At this point I'd rather buy a super outdated smartphone. They're small enough for my hands and pockets, dirt cheap and still functional, and most of the good games left on Android are only available on those old versions.
I held onto my Sony XZ2c for months after calls stopped working on it after the US 3G shutdown. I got a flip phone for making calls.
The worst part? The XZ2c has VoLTE calling capability, but all the US phone companies refuse to support it on their networks.
Now I'm begrudgingly using a OnePlus 6 and praying that I don't drop the massive thing >:[
Basically, even if we want to use aging tech we're held hostage by telecom companies, who obviously would prefer to rope people into new devices on credit plans. ARGH
So wait, if US companies don't support VoLTE then how do they do calls over 4G and 5G?
It was that VoLTE wasn't supported for that particular model of phone. VoLTE is very much the norm here although I'm unsure if every phone uses it now. My flip phone probably doesn't, but it's hard to tell with how stripped down its manufacturer-customized Android is.
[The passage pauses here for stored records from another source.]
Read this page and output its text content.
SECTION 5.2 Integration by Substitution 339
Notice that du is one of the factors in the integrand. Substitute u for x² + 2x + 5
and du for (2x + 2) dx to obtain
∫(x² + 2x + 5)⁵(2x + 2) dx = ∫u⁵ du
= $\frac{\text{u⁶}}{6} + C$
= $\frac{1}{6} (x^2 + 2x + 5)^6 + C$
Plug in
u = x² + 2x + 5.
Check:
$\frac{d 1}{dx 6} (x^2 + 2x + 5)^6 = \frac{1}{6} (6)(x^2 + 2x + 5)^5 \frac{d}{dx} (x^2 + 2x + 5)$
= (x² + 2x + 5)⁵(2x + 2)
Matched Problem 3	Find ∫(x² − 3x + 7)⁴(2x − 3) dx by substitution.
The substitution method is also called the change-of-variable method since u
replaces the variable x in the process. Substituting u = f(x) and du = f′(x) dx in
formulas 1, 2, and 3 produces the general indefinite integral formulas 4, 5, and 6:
I use a dumbphone with volte as a backup phone for work on tmobile
Not just small phones actually big phones as well. Remember the Huawei P8 Max, Sony Xperia Z Ultra or Mate 20X?
Phones these days only seem to exist between 6" and 6.8".
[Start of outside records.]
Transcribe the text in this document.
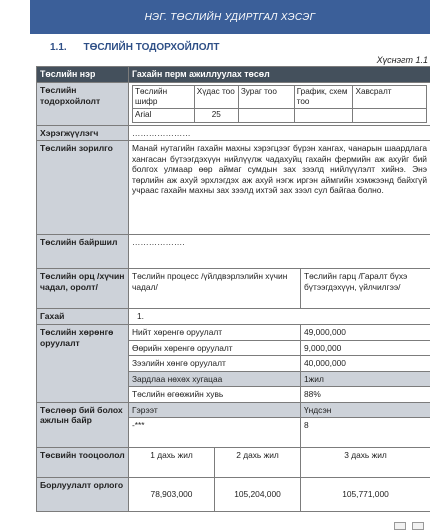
НЭГ. ТӨСЛИЙН УДИРТГАЛ ХЭСЭГ
1.1. ТӨСЛИЙН ТОДОРХОЙЛОЛТ
Хүснэгт 1.1
Төслийн нэр	Гахайн перм ажиллуулах төсөл
Төслийн тодорхойлолт	
Төслийн шифр	Хүдас тоо	Зураг тоо	График, схем тоо	Хавсралт
Arial	25			

Хэрэгжүүлэгч	…………………
Төслийн зорилго	Манай нутагийн гахайн махны хэрэгцээг бүрэн хангах, чанарын шаардлага хангасан бүтээгдэхүүн нийлүүлж чадахуйц гахайн фермийн аж ахуйг бий болгох улмаар өөр аймаг сумдын зах зээлд нийлүүлэлт хийнэ. Энэ төрлийн аж ахуй эрхлэгдэх аж ахуй нэгж иргэн аймгийн хэмжээнд байхгүй учраас гахайн махны зах зээлд ихтэй зах зээл сул байгаа болно.
Төслийн байршил	……………….
Төслийн орц /хүчин чадал, оролт/	Төслийн процесс /үйлдвэрлэлийн хүчин чадал/	Төслийн гарц /Гаралт бүхэ бүтээгдэхүүн, үйлчилгээ/
Гахай	1.
Төслийн хөрөнгө оруулалт	Нийт хөренгө оруулалт	49,000,000
Өөрийн хөренгө оруулалт	9,000,000
Зээлийн хөнгө оруулалт	40,000,000
Зардлаа нөхөх хугацаа	1жил
Төслийн өгөөжийн хувь	88%
Төслөөр бий болох ажлын байр	Гэрээт	Үндсэн
-***	8
Төсвийн тооцоолол	1 дахь жил	2 дахь жил	3 дахь жил
Борлуулалт орлого	78,903,000	105,204,000	105,771,000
and one of the driving forces behind the design of the Palm Pilot was that it had to fit in a shirt pocket …
I just dug out my palm pilot to check, pretty shocking it's only about 5.5" diagonal. It seemed huge in the day.
I just want Sony to make another XZ1 Compact but with updated internals. Keep the screen size, camera shutter button, 3.5mm plug and make it thicker to squeeze in either wireless charging or a slightly bigger battery.
This.
Sony's Compact series was excellent, especially for someone with small hands like me. The bigger ones have no advantages for me.
I'm currently using a Samsung flip 5. I have it set up to use all my main apps on the outer screen, so I can just have a small screen. Then I have the option to open it for apps that I might want to be on a larger screen.
It's working out pretty well. Some days I never even use the inner screen.
I might have to do this for my next phone. How's the battery life?